Described by the police as a "right-wing Christian fundamentalist", the attacker said that his assault was a self-styled mission to save European “Christendom” from Islam.
He said that his actions aimed to "change Norwegian society" against a "Muslim invasion" of Europe.
This rhetoric was returning to internet forums and facebook groups.
"When it comes to Islam, there is a long history of such [terrorist] attacks,” Christen Krogvig, a far-right activist who spends much of his time on an internet forum called Stop the Islamization of Norway, said.
“And we think that the probability that Muslims will continue [to be the main perpetrators] is very high given that the Koran tells [Muslims] to do so."
In the city of Oslo, divided by River Aker into multicultural east and white Norwegians west, dialogue was a must.

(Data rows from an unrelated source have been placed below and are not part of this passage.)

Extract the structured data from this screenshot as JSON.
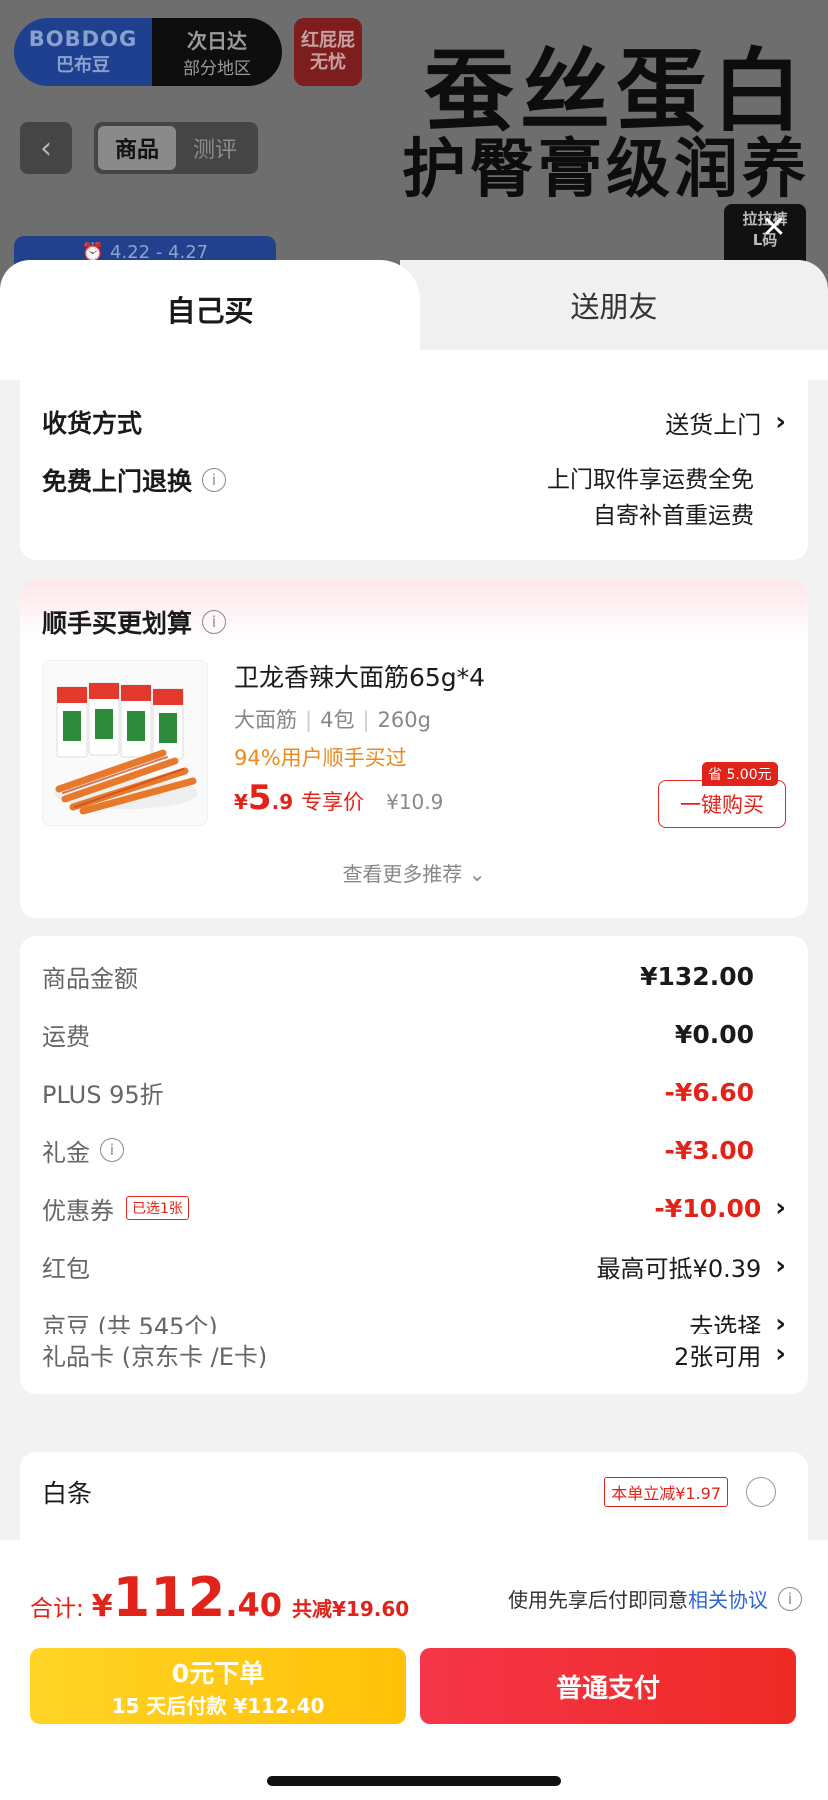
{
  "background": {
    "hero_line1": "蚕丝蛋白",
    "hero_line2": "护臀膏级润养",
    "brand_name": "BOBDOG",
    "brand_cn": "巴布豆",
    "delivery_line1": "次日达",
    "delivery_line2": "部分地区",
    "red_badge_line1": "红屁屁",
    "red_badge_line2": "无忧",
    "tab_product": "商品",
    "tab_review": "测评",
    "date_range": "4.22 - 4.27",
    "size_line1": "拉拉裤",
    "size_line2": "L码"
  },
  "tabs": {
    "self": "自己买",
    "friend": "送朋友"
  },
  "delivery": {
    "method_label": "收货方式",
    "method_value": "送货上门",
    "return_label": "免费上门退换",
    "return_line1": "上门取件享运费全免",
    "return_line2": "自寄补首重运费"
  },
  "upsell": {
    "title": "顺手买更划算",
    "product_title": "卫龙香辣大面筋65g*4",
    "spec1": "大面筋",
    "spec2": "4包",
    "spec3": "260g",
    "hint": "94%用户顺手买过",
    "price_currency": "¥",
    "price_int": "5",
    "price_dec": ".9",
    "price_tag": "专享价",
    "orig_price": "¥10.9",
    "save_tag": "省 5.00元",
    "buy_label": "一键购买",
    "more_label": "查看更多推荐"
  },
  "summary": {
    "goods_label": "商品金额",
    "goods_value": "¥132.00",
    "shipping_label": "运费",
    "shipping_value": "¥0.00",
    "plus_label": "PLUS 95折",
    "plus_value": "-¥6.60",
    "gift_label": "礼金",
    "gift_value": "-¥3.00",
    "coupon_label": "优惠券",
    "coupon_tag": "已选1张",
    "coupon_value": "-¥10.00",
    "redpacket_label": "红包",
    "redpacket_value": "最高可抵¥0.39",
    "jingdou_label": "京豆 (共 545个)",
    "jingdou_value": "去选择",
    "giftcard_label": "礼品卡 (京东卡 /E卡)",
    "giftcard_value": "2张可用"
  },
  "baitiao": {
    "label": "白条",
    "tag": "本单立减¥1.97"
  },
  "footer": {
    "total_label": "合计:",
    "total_currency": "¥",
    "total_int": "112",
    "total_dec": ".40",
    "total_save": "共减¥19.60",
    "agree_text": "使用先享后付即同意",
    "agree_link": "相关协议",
    "zero_line1": "0元下单",
    "zero_line2": "15 天后付款 ¥112.40",
    "pay_label": "普通支付"
  }
}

"I think it was like we woke up after this happened on 22 July. We have to get this through dialogue," Sandre Abel, a teacher in the multicultural east, told BBC.
In Abel’s class in the secondary school, the immigration debate is already up and running.
He usually leads his pupils in a discussion about the benefits and down sides of a multiethnic society.
“We don't want to stop talking about things, because nobody anticipated this,” he said.
“And the people affected were not just white Norwegians but all kinds of skin colors.”
For many of the second and third generation immigrants, Breivik’s attack was merely a reflection of the growing anti-Muslim sentiments in the country.
"Prejudice dates back about 30 years," says Nafisa Jafni, whose parents immigrated from Pakistan before she was born.
"Back then it was only Pakistanis. Then it was Indians who came and Sri Lankans and now we have Somalis," she smiles.
When Norway opened its doors to immigrants some four decades ago, Oslo began to change dramatically.
Today, 30% of the city's population is made up of first- or second-generation immigrants.
The number of immigrants, who make up nearly 11 percent of Norway’s 4.9 million population, nearly tripled between 1995 and 2010.
The Muslim community in Norway is estimated at 150,000. The majority of Muslims are of Pakistan, Somali, Iraqi and Moroccan backgrounds.